Regional mayors are asking for the upcoming throne speech to formalize the permanent transit fund, as well as the creation of an electric-battery bus fleet conversion fund, and new funding to complete the third phase of the Mayors’ Council’s 10-year plan, which entails the big SkyTrain items of the Millennium Line Broadway Extension from Arbutus to the UBC campus and the Expo Line Millennium Line Extension from Fleetwood to Langley Centre.

The urgency with finding additional funding for the Expo Line project is particularly pressing. There is currently $1.6 billion available from the cancelled Newton-Guildford LRT project that can be redirected to cover the seven-km-long, four-station SkyTrain extension cost from King George Station to Fleetwood, but another $1.5 billion is needed for the remaining nine-km-long, four-station leg to Langley Centre.

TransLink CEO Kevin Desmond recently expressed his desire to build the entire $3.1-billion, 16-km Expo Line extension in one go given the efficiencies resulting in a lower overall construction cost.

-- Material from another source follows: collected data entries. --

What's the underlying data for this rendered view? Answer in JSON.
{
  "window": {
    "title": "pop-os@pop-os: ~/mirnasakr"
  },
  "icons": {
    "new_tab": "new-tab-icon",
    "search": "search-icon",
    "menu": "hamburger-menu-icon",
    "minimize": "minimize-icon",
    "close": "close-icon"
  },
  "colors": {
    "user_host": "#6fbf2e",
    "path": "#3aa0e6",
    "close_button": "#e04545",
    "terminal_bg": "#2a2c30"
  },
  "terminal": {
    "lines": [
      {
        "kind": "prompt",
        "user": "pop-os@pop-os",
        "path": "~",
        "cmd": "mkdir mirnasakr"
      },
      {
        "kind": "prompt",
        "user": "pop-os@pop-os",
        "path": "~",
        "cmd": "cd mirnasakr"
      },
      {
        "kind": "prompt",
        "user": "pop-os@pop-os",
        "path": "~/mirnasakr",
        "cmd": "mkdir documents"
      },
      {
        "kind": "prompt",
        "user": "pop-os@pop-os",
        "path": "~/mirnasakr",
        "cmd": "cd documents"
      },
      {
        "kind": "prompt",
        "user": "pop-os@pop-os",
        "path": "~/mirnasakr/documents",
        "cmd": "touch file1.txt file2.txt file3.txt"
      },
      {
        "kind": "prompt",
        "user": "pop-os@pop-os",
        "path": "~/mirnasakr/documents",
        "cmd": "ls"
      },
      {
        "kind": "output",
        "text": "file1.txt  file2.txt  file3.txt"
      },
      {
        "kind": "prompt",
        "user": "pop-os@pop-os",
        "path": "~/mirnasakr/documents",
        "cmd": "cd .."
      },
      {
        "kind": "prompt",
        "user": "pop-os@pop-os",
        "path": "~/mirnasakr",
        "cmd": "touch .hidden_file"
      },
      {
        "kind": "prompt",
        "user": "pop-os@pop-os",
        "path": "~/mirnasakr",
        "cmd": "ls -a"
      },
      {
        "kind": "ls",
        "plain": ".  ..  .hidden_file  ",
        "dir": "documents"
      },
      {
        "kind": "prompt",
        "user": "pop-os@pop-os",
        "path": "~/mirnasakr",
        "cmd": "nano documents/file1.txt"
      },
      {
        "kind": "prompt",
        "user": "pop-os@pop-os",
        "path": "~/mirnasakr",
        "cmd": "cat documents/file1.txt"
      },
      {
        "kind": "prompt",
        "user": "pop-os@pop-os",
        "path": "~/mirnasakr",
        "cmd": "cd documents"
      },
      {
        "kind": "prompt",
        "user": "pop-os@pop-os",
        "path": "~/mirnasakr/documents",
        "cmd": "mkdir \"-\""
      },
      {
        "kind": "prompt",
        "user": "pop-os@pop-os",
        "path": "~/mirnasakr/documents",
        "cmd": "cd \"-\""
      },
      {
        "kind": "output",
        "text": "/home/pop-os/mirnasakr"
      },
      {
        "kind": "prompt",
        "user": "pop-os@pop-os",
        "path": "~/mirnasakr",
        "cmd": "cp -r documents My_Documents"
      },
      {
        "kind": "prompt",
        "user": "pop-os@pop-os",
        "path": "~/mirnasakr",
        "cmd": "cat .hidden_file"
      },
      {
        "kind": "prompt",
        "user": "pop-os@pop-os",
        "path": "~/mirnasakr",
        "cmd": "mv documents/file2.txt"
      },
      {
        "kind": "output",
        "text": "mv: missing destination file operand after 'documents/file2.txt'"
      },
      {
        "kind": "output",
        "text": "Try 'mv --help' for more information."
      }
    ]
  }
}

If funding is secured in time, the entire extension, not just to Fleetwood, could be built by 2025.

However, Desmond said the remaining seven-km-long extension project to UBC will have to run on a longer implementation timeline, as far less work has been completed on technical analysis of the potential design and the project carries a significantly higher cost of between $2.8 billion and $3.2 billion in 2018 dollars.

“The federal government has helped this region transform its transit planning over the past four years,” said Vancouver Mayor Kennedy Stewart in a statement.

“We want this new government to build on its track record of partnership and leadership by committing to work with us to quickly turn the next wave of regional transit plans and priorities into on-the-ground services that benefit the region, as well as the environment and the economy.”

The Mayors’ Council is also hoping to seek funding from the federal government’s green infrastructure program to help cover the $200-million cost of the gondola public transit line from Production Way-University Station to SFU’s Burnaby Mountain campus.